The concept that pregnancy is associated with immune suppression has created a myth of pregnancy as a state of immunological weakness and therefore of increased susceptibility to infectious diseases. To discuss this question we will first
review some fundamental concepts associated with Vadimezan datasheet the immune system and pregnancy. A fundamental feature of the immune system is to protect the host from pathogens. This function depends upon the innate immune system’s capacity to coordinate cell migration for surveillance and to recognize and respond to invading microorganisms. During normal pregnancy, the human decidua contains a high number of immune cells, such as macrophages, natural killer (NK) cells and regulatory T cells (Treg).1–3 Seventy percent buy Crenolanib of decidual leukocytes are NK cells, 20–25% are macrophages and 1.7% are dendritic cells.2,4,5 From the adaptive immune system, B cells are absent, but T lymphocytes constitute about 3–10% of the decidual immune cells.6 During the first trimester, NK cells, dendritic cells and macrophages infiltrate the decidua and accumulate around the invading trophoblast cells.7,8 Deletion of either macrophages, NK cells or dendritic cells (DC) has deleterious effects.9–14 Elegant studies have shown that in the absence of NK cells, trophoblast cells are not able
to reach the endometrial vascularity leading to termination of the pregnancy.12 These studies suggest that uNK cells are critical for trophoblast invasion in the uterus. Similarly, depletion of DCs prevented
blastocyst implantation and decidual formation.15 Indeed, this study suggests that uDC are necessary for decidual formation and may affect the angiogenic response by inhibiting blood vessel maturation.15 More recently, Collins et al. demonstrate that uDC association with T cell responses to the fetal ‘allograft’ starkly contrast with their prominent role in organ transplant rejection.16 These data further support the idea that the fetal–maternal immune interaction is more complex than the comparison to transplant allograft.
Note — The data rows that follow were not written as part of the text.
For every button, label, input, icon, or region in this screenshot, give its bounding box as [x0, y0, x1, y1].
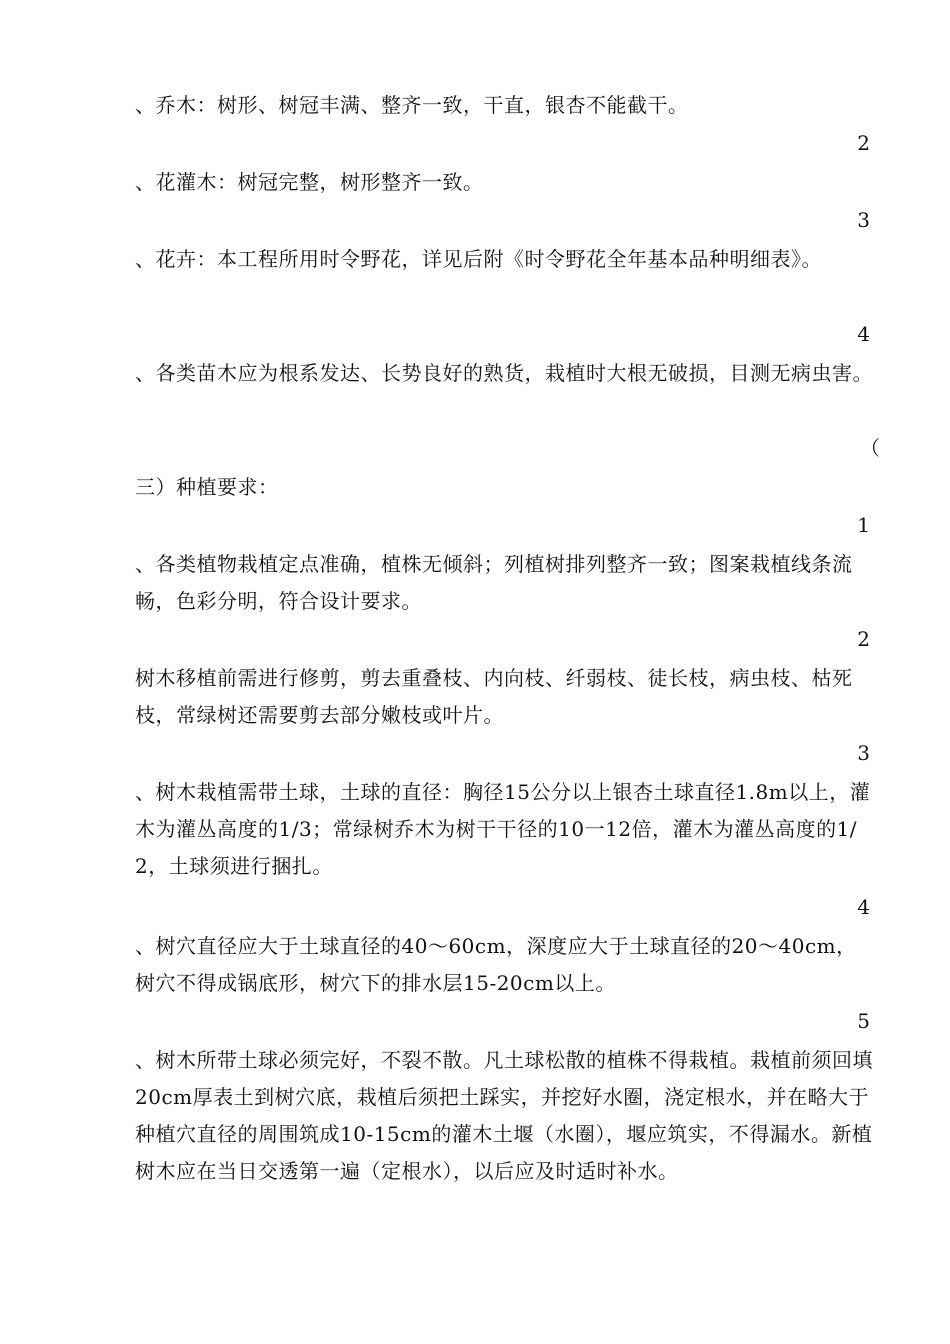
paragraph-pruning: 树木移植前需进行修剪，剪去重叠枝、内向枝、纤弱枝、徒长枝，病虫枝、枯死枝，常绿树还需要剪去部分嫩枝或叶片。	[135, 666, 853, 727]
paragraph-planting-position: 、各类植物栽植定点准确，植株无倾斜；列植树排列整齐一致；图案栽植线条流畅，色彩分明，符合设计要求。	[135, 552, 853, 613]
section-open-paren: （	[860, 436, 880, 460]
paragraph-tree-pit: 、树穴直径应大于土球直径的40～60cm，深度应大于土球直径的20～40cm，树穴不得成锅底形，树穴下的排水层15-20cm以上。	[135, 934, 857, 995]
paragraph-arbor: 、乔木：树形、树冠丰满、整齐一致，干直，银杏不能截干。	[135, 93, 689, 117]
paragraph-shrub: 、花灌木：树冠完整，树形整齐一致。	[135, 170, 484, 194]
section-heading-planting-requirements: 三）种植要求：	[135, 475, 279, 499]
paragraph-seedlings: 、各类苗木应为根系发达、长势良好的熟货，栽植时大根无破损，目测无病虫害。	[135, 361, 873, 385]
item-number-3: 3	[857, 208, 870, 232]
item-number-1: 1	[857, 513, 870, 537]
paragraph-soil-ball-integrity: 、树木所带土球必须完好，不裂不散。凡土球松散的植株不得栽植。栽植前须回填20cm厚表土到树穴底，栽植后须把土踩实，并挖好水圈，浇定根水，并在略大于种植穴直径的周围筑成10-15cm的灌木土堰（水圈），堰应筑实，不得漏水。新植树木应在当日交透第一遍（定根水），以后应及时适时补水。	[135, 1048, 873, 1183]
item-number-2b: 2	[857, 627, 870, 651]
paragraph-flowers: 、花卉：本工程所用时令野花，详见后附《时令野花全年基本品种明细表》。	[135, 247, 822, 271]
item-number-4b: 4	[857, 895, 870, 919]
item-number-4: 4	[857, 322, 870, 346]
item-number-3b: 3	[857, 741, 870, 765]
item-number-2: 2	[857, 131, 870, 155]
paragraph-soil-ball: 、树木栽植需带土球，土球的直径：胸径15公分以上银杏土球直径1.8m以上，灌木为灌丛高度的1/3；常绿树乔木为树干干径的10一12倍，灌木为灌丛高度的1/2，土球须进行捆扎。	[135, 780, 871, 878]
item-number-5b: 5	[857, 1009, 870, 1033]
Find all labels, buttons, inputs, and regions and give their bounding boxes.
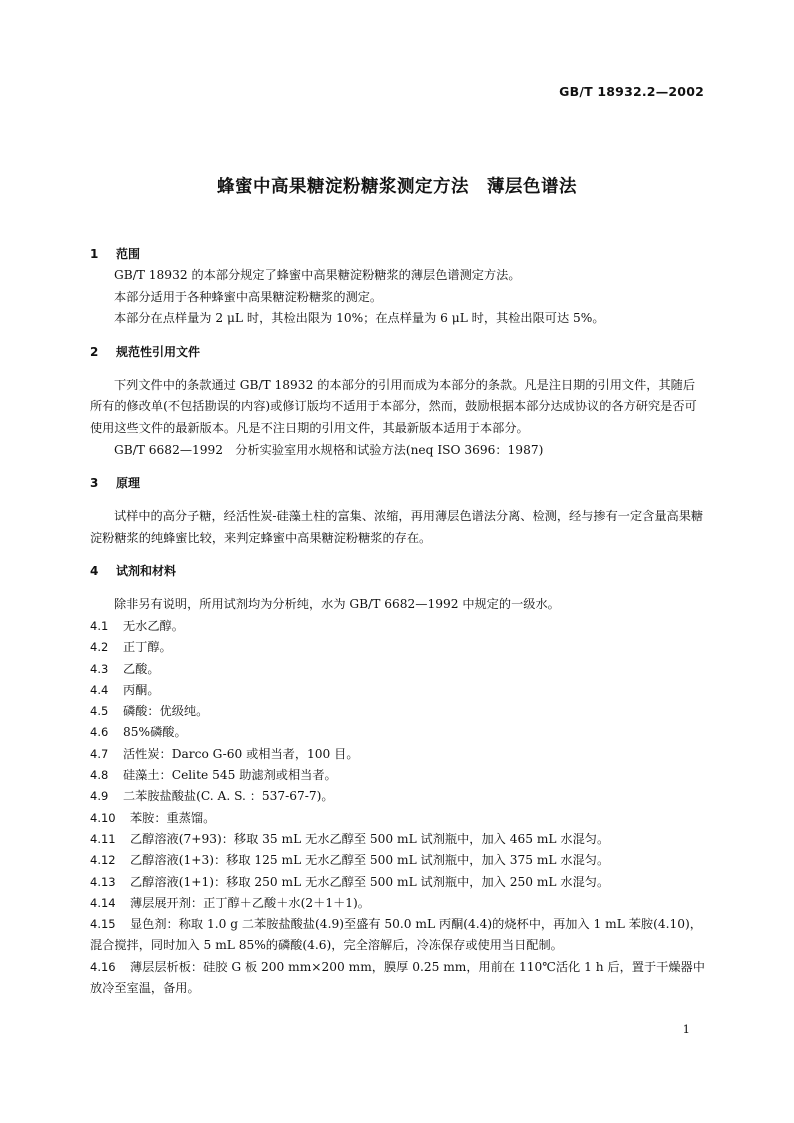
list-item bbox=[90, 957, 706, 1000]
item-number: 4.5 bbox=[90, 704, 109, 719]
item-text: 活性炭：Darco G-60 或相当者，100 目。 bbox=[123, 746, 359, 761]
item-number: 4.4 bbox=[90, 682, 109, 697]
section-title: 范围 bbox=[116, 247, 141, 261]
section-number: 1 bbox=[90, 247, 99, 261]
item-text: 无水乙醇。 bbox=[123, 618, 184, 633]
item-number: 4.15 bbox=[90, 917, 116, 932]
paragraph: 下列文件中的条款通过 GB/T 18932 的本部分的引用而成为本部分的条款。凡是注日期的引用文件，其随后所有的修改单(不包括勘误的内容)或修订版均不适用于本部分，然而，鼓励根据本部分达成协议的各方研究是否可使用这些文件的最新版本。凡是不注日期的引用文件，其最新版本适用于本部分。 bbox=[90, 377, 697, 435]
section-number: 3 bbox=[90, 476, 99, 491]
item-number: 4.3 bbox=[90, 661, 109, 676]
item-text: 苯胺：重蒸馏。 bbox=[130, 810, 216, 825]
document-body bbox=[90, 244, 706, 999]
list-item bbox=[90, 616, 706, 637]
item-number: 4.13 bbox=[90, 874, 116, 889]
section-number: 2 bbox=[90, 344, 99, 359]
standard-number: GB/T 18932.2—2002 bbox=[559, 84, 704, 99]
item-number: 4.10 bbox=[90, 810, 116, 825]
list-item bbox=[90, 850, 706, 871]
paragraph: GB/T 18932 的本部分规定了蜂蜜中高果糖淀粉糖浆的薄层色谱测定方法。 bbox=[114, 268, 521, 282]
item-text: 显色剂：称取 1.0 g 二苯胺盐酸盐(4.9)至盛有 50.0 mL 丙酮(4.4)的烧杯中，再加入 1 mL 苯胺(4.10)，混合搅拌，同时加入 5 mL 85%的磷酸(4.6)，完全溶解后，冷冻保存或使用当日配制。 bbox=[90, 917, 702, 953]
list-item bbox=[90, 872, 706, 893]
list-item bbox=[90, 765, 706, 786]
page-number: 1 bbox=[682, 1022, 690, 1036]
item-text: 85%磷酸。 bbox=[123, 725, 187, 740]
item-text: 乙醇溶液(1+3)：移取 125 mL 无水乙醇至 500 mL 试剂瓶中，加入 375 mL 水混匀。 bbox=[130, 853, 610, 868]
section-title: 原理 bbox=[116, 476, 141, 491]
item-text: 乙醇溶液(7+93)：移取 35 mL 无水乙醇至 500 mL 试剂瓶中，加入 465 mL 水混匀。 bbox=[130, 831, 610, 846]
list-item bbox=[90, 744, 706, 765]
item-number: 4.7 bbox=[90, 746, 109, 761]
item-number: 4.8 bbox=[90, 768, 109, 783]
item-number: 4.12 bbox=[90, 853, 116, 868]
item-text: 薄层展开剂：正丁醇＋乙酸＋水(2＋1＋1)。 bbox=[130, 895, 370, 910]
item-text: 丙酮。 bbox=[123, 682, 160, 697]
paragraph: 试样中的高分子糖，经活性炭-硅藻土柱的富集、浓缩，再用薄层色谱法分离、检测，经与掺有一定含量高果糖淀粉糖浆的纯蜂蜜比较，来判定蜂蜜中高果糖淀粉糖浆的存在。 bbox=[90, 509, 704, 545]
list-item bbox=[90, 680, 706, 701]
item-number: 4.2 bbox=[90, 640, 109, 655]
reference-entry: GB/T 6682—1992 分析实验室用水规格和试验方法(neq ISO 3696：1987) bbox=[114, 442, 544, 457]
item-number: 4.9 bbox=[90, 789, 109, 804]
list-item bbox=[90, 722, 706, 743]
item-number: 4.6 bbox=[90, 725, 109, 740]
item-text: 二苯胺盐酸盐(C. A. S. ：537-67-7)。 bbox=[123, 789, 334, 804]
document-title: 蜂蜜中高果糖淀粉糖浆测定方法 薄层色谱法 bbox=[217, 177, 577, 197]
item-number: 4.14 bbox=[90, 895, 116, 910]
item-number: 4.16 bbox=[90, 959, 116, 974]
paragraph: 本部分适用于各种蜂蜜中高果糖淀粉糖浆的测定。 bbox=[114, 289, 383, 304]
item-number: 4.11 bbox=[90, 831, 116, 846]
section-title: 规范性引用文件 bbox=[116, 344, 201, 359]
item-text: 薄层层析板：硅胶 G 板 200 mm×200 mm，膜厚 0.25 mm，用前在 110℃活化 1 h 后，置于干燥器中放冷至室温，备用。 bbox=[90, 959, 705, 995]
list-item bbox=[90, 701, 706, 722]
item-text: 硅藻土：Celite 545 助滤剂或相当者。 bbox=[123, 768, 337, 783]
list-item bbox=[90, 893, 706, 914]
list-item bbox=[90, 659, 706, 680]
list-item bbox=[90, 637, 706, 658]
section-heading-reagents bbox=[90, 561, 706, 582]
item-number: 4.1 bbox=[90, 618, 109, 633]
list-item bbox=[90, 786, 706, 807]
item-text: 正丁醇。 bbox=[123, 640, 172, 655]
section-heading-scope bbox=[90, 244, 706, 265]
item-text: 乙酸。 bbox=[123, 661, 160, 676]
section-heading-references bbox=[90, 342, 706, 363]
section-number: 4 bbox=[90, 564, 99, 579]
list-item bbox=[90, 914, 706, 957]
list-item bbox=[90, 829, 706, 850]
section-title: 试剂和材料 bbox=[116, 564, 177, 579]
section-heading-principle bbox=[90, 473, 706, 494]
paragraph: 本部分在点样量为 2 μL 时，其检出限为 10%；在点样量为 6 μL 时，其检出限可达 5%。 bbox=[114, 311, 605, 326]
item-text: 磷酸：优级纯。 bbox=[123, 704, 209, 719]
item-text: 乙醇溶液(1+1)：移取 250 mL 无水乙醇至 500 mL 试剂瓶中，加入 250 mL 水混匀。 bbox=[130, 874, 610, 889]
list-item bbox=[90, 808, 706, 829]
paragraph: 除非另有说明，所用试剂均为分析纯，水为 GB/T 6682—1992 中规定的一级水。 bbox=[114, 597, 560, 612]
Consequently, the presence of immune cells at the implantation old site is not associated with a response to the ‘foreign’ fetus but to facilitate and protect the pregnancy. Therefore, the immune system at the implantation site is not suppressed, on the contrary it is active, functional and is carefully controlled. Is the systemic immunity of the mother suppressed? Although we can find numerous studies describing the factors inducing immune suppression (including progesterone, defined as the natural immune suppressor), medical and evolutionary aspects are against the concept of immune suppression.